It is no secret that features cannot capture every aspect of a movie. For instance, with plot keywords, themes and genres, we are often able to capture the main signal of a movie, but we are not able to disentangle the signal into all its latent components. This is when collaborative filtering comes in to factor the signal into different components with the help of user ratings. Both methods have drawbacks, and each system alone is not able to determine all preferences of users.
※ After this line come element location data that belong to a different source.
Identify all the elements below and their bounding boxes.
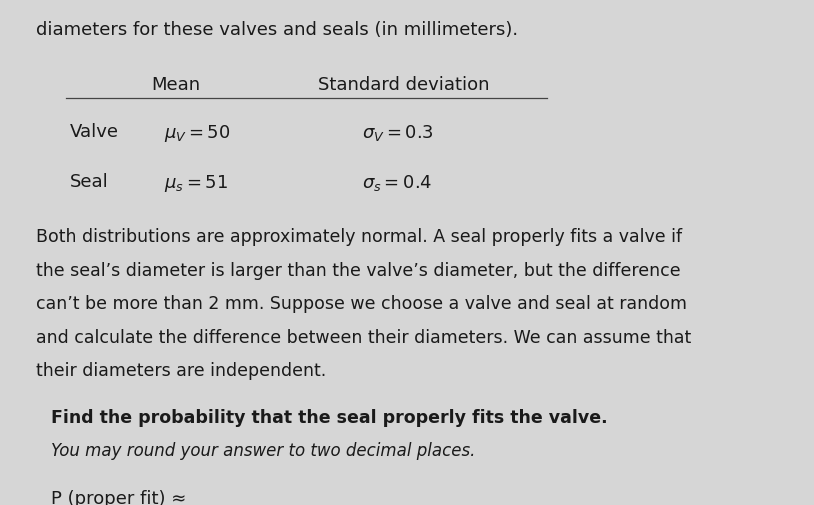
Text: diameters for these valves and seals (in millimeters).: diameters for these valves and seals (in… — [36, 21, 518, 38]
Text: $\mu_s = 51$: $\mu_s = 51$ — [164, 173, 229, 194]
Text: can’t be more than 2 mm. Suppose we choose a valve and seal at random: can’t be more than 2 mm. Suppose we choo… — [36, 295, 686, 313]
Text: Valve: Valve — [70, 123, 119, 141]
Text: $\sigma_V = 0.3$: $\sigma_V = 0.3$ — [361, 123, 433, 143]
Text: Find the probability that the seal properly fits the valve.: Find the probability that the seal prope… — [50, 409, 607, 427]
Text: Standard deviation: Standard deviation — [317, 76, 489, 93]
Text: You may round your answer to two decimal places.: You may round your answer to two decimal… — [50, 442, 475, 460]
Text: Both distributions are approximately normal. A seal properly fits a valve if: Both distributions are approximately nor… — [36, 228, 681, 246]
Text: P (proper fit) ≈: P (proper fit) ≈ — [50, 490, 186, 505]
Text: and calculate the difference between their diameters. We can assume that: and calculate the difference between the… — [36, 329, 691, 346]
FancyBboxPatch shape — [252, 486, 365, 505]
Text: $\mu_V = 50$: $\mu_V = 50$ — [164, 123, 231, 144]
Text: Mean: Mean — [151, 76, 200, 93]
Text: Seal: Seal — [70, 173, 108, 191]
Text: the seal’s diameter is larger than the valve’s diameter, but the difference: the seal’s diameter is larger than the v… — [36, 262, 681, 280]
Text: their diameters are independent.: their diameters are independent. — [36, 362, 326, 380]
Text: $\sigma_s = 0.4$: $\sigma_s = 0.4$ — [361, 173, 432, 193]
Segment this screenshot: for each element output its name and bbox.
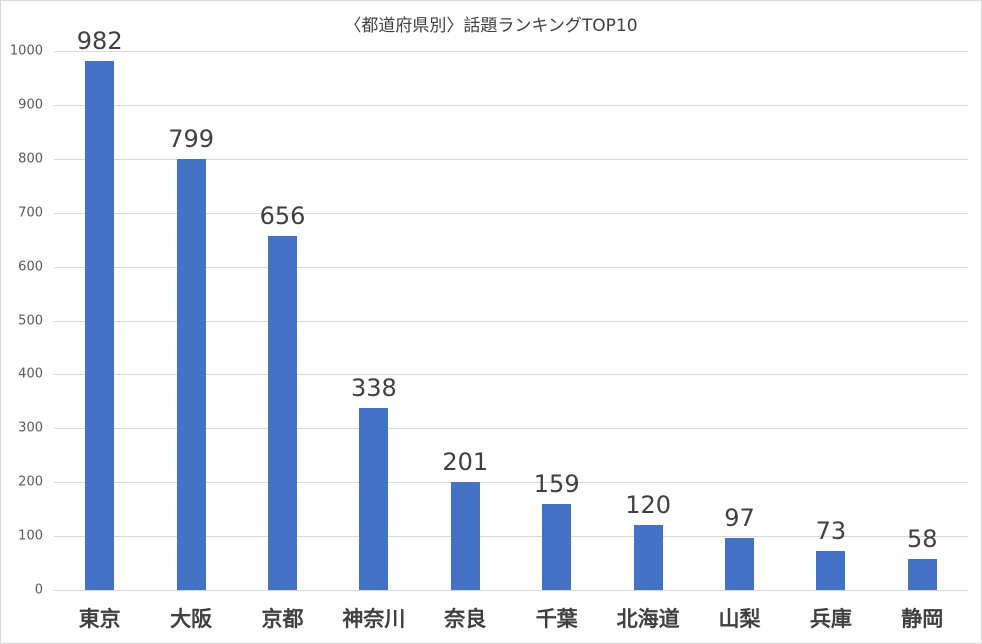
y-tick-label: 300	[18, 420, 43, 436]
y-tick-label: 200	[18, 474, 43, 490]
x-category-label: 千葉	[535, 607, 578, 631]
gridline	[54, 590, 968, 591]
data-label: 73	[815, 516, 847, 545]
data-label: 159	[533, 470, 580, 499]
y-tick-label: 900	[18, 97, 43, 113]
y-tick-label: 700	[18, 205, 43, 221]
y-tick-label: 400	[18, 366, 43, 382]
y-tick-label: 0	[34, 582, 43, 598]
data-label: 201	[442, 447, 489, 476]
bar	[176, 159, 206, 590]
gridline	[54, 428, 968, 429]
bar	[268, 236, 297, 590]
bar	[907, 558, 937, 590]
x-category-label: 静岡	[901, 607, 944, 631]
y-tick-label: 100	[18, 528, 43, 544]
x-category-label: 山梨	[718, 607, 761, 631]
x-category-label: 兵庫	[809, 607, 852, 631]
data-label: 982	[76, 26, 123, 55]
gridline	[54, 267, 968, 268]
data-label: 656	[259, 202, 306, 231]
gridline	[54, 536, 968, 537]
chart-title: 〈都道府県別〉話題ランキングTOP10	[344, 16, 638, 36]
x-category-label: 京都	[261, 607, 304, 631]
bar	[450, 481, 480, 590]
x-category-label: 神奈川	[342, 607, 406, 631]
gridline	[54, 213, 968, 214]
data-label: 120	[625, 491, 671, 520]
y-tick-label: 1000	[9, 43, 43, 59]
bar	[542, 504, 572, 590]
plot-area: 982 799 656 338 201 159 120 97 73 58	[54, 27, 968, 591]
data-label: 97	[724, 503, 755, 532]
bar	[816, 550, 846, 590]
gridline	[54, 482, 968, 483]
data-label: 799	[168, 125, 214, 154]
x-category-label: 北海道	[616, 607, 680, 631]
bar	[725, 537, 754, 590]
x-category-label: 東京	[78, 607, 121, 631]
gridline	[54, 105, 968, 106]
y-tick-label: 600	[18, 259, 43, 275]
gridline	[54, 374, 968, 375]
y-tick-label: 800	[18, 151, 43, 167]
bar	[633, 525, 663, 590]
x-category-label: 大阪	[170, 607, 213, 631]
x-category-label: 奈良	[444, 607, 487, 631]
gridline	[54, 321, 968, 322]
gridline	[54, 159, 968, 160]
data-label: 338	[350, 373, 397, 402]
bar	[359, 407, 389, 590]
gridline	[54, 51, 968, 52]
y-tick-label: 500	[18, 313, 43, 328]
bar	[85, 60, 115, 590]
data-label: 58	[907, 524, 938, 553]
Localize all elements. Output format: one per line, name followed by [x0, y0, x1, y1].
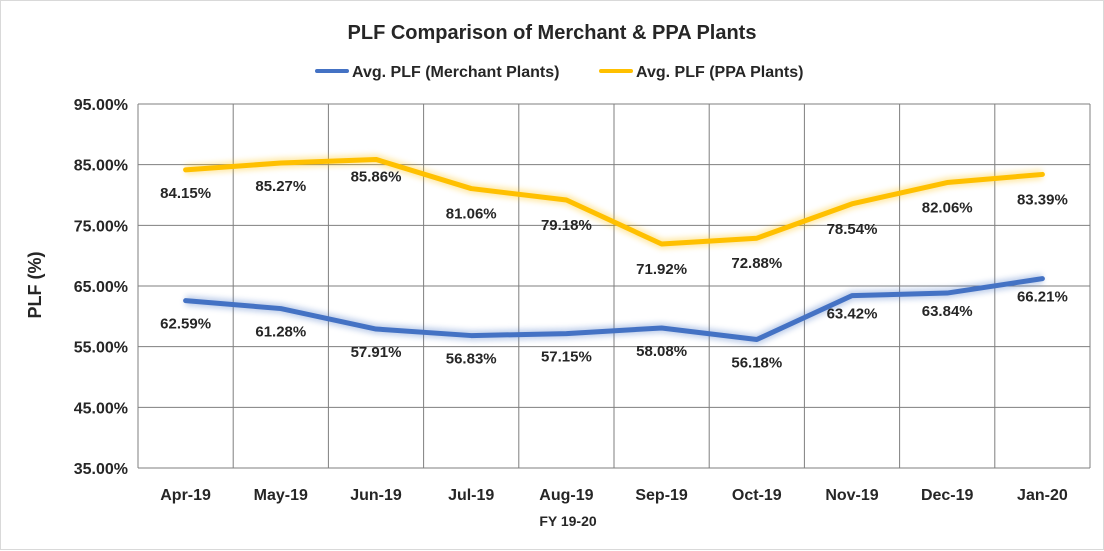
legend-label-ppa: Avg. PLF (PPA Plants)	[636, 64, 803, 81]
data-label: 84.15%	[160, 185, 211, 202]
x-tick-label: Jul-19	[448, 487, 494, 504]
data-label: 61.28%	[255, 324, 306, 341]
y-tick-label: 35.00%	[74, 461, 128, 478]
x-tick-label: Aug-19	[539, 487, 593, 504]
data-label: 71.92%	[636, 261, 687, 278]
data-label: 81.06%	[446, 206, 497, 223]
y-tick-label: 45.00%	[74, 400, 128, 417]
x-tick-label: Apr-19	[160, 487, 211, 504]
x-axis-label: FY 19-20	[539, 513, 597, 529]
x-tick-label: Jan-20	[1017, 487, 1068, 504]
data-label: 56.18%	[731, 355, 782, 372]
x-axis-ticks: Apr-19 May-19 Jun-19 Jul-19 Aug-19 Sep-19 Oct-…	[160, 487, 1068, 504]
y-axis-ticks: 35.00% 45.00% 55.00% 65.00% 75.00% 85.00% 95.0…	[74, 97, 128, 478]
y-tick-label: 65.00%	[74, 279, 128, 296]
data-label: 57.15%	[541, 349, 592, 366]
data-label: 62.59%	[160, 316, 211, 333]
data-label: 57.91%	[351, 344, 402, 361]
data-label: 78.54%	[827, 221, 878, 238]
x-tick-label: May-19	[254, 487, 308, 504]
x-tick-label: Oct-19	[732, 487, 782, 504]
data-label: 72.88%	[731, 255, 782, 272]
y-tick-label: 75.00%	[74, 218, 128, 235]
chart-title: PLF Comparison of Merchant & PPA Plants	[348, 22, 757, 44]
x-tick-label: Jun-19	[350, 487, 402, 504]
data-label: 56.83%	[446, 351, 497, 368]
data-label: 85.86%	[351, 168, 402, 185]
y-tick-label: 55.00%	[74, 340, 128, 357]
y-tick-label: 95.00%	[74, 97, 128, 114]
x-tick-label: Nov-19	[825, 487, 878, 504]
data-label: 85.27%	[255, 178, 306, 195]
y-axis-label: PLF (%)	[25, 252, 45, 319]
data-label: 83.39%	[1017, 191, 1068, 208]
x-tick-label: Sep-19	[635, 487, 688, 504]
data-label: 63.42%	[827, 306, 878, 323]
legend-label-merchant: Avg. PLF (Merchant Plants)	[352, 64, 559, 81]
data-label: 82.06%	[922, 200, 973, 217]
legend: Avg. PLF (Merchant Plants) Avg. PLF (PPA…	[317, 64, 803, 81]
data-label: 58.08%	[636, 343, 687, 360]
data-label: 63.84%	[922, 303, 973, 320]
y-tick-label: 85.00%	[74, 158, 128, 175]
data-label: 66.21%	[1017, 289, 1068, 306]
x-tick-label: Dec-19	[921, 487, 974, 504]
data-label: 79.18%	[541, 217, 592, 234]
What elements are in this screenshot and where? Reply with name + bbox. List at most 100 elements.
For example, a certain movie might have an excellent rating, say 7.4 of 10.0, but due to its “avant-garde” genre, a lot of user will probably react to it very strongly. In other words, it is likely that users will not finish the movie and give a bad rating, but on the other hand, it is also possible that their preferences are met and that they give a good rating. This might lead to a strong polarization of the ratings, a bi-modal distribution, of low and high ratings. Therefore, it would be beneficial to determine a “mainstream” bias for a user or vice versa, an “avant-garde” bias which means we need to find out what type of movies a user mostly enjoy. This would help to avoid to suggest movies to users that are opposite her taste.
To rephrase our problem: If two movies (A,B) share lots of topics (keywords) and the user enjoyed movie A, a content-based method would likely suggest B, even if B is known to be “artistic.” To tackle the problem, we would need a classifier to decide if a movie is mainstream or not. However, this probably requires very powerful features which go far beyond simple plot keywords. And since not all movies are tagged with “artistic”, we cannot rely on sub-genres or special flags.
In a nutshell, we are not going that far to call it an Recommender Winter, but too often current research does not aim at helping users but to beat records and working around the real problems. Like the existence of several platforms that produce ratings, but often do not provide ways to export ratings to re-use them. Or the problem that meta data is practically not existing for lesser known or foreign movies. In contrast to pictures and “documents”, movie data is mostly isolated and cannot be easily condensed or extracted for further user.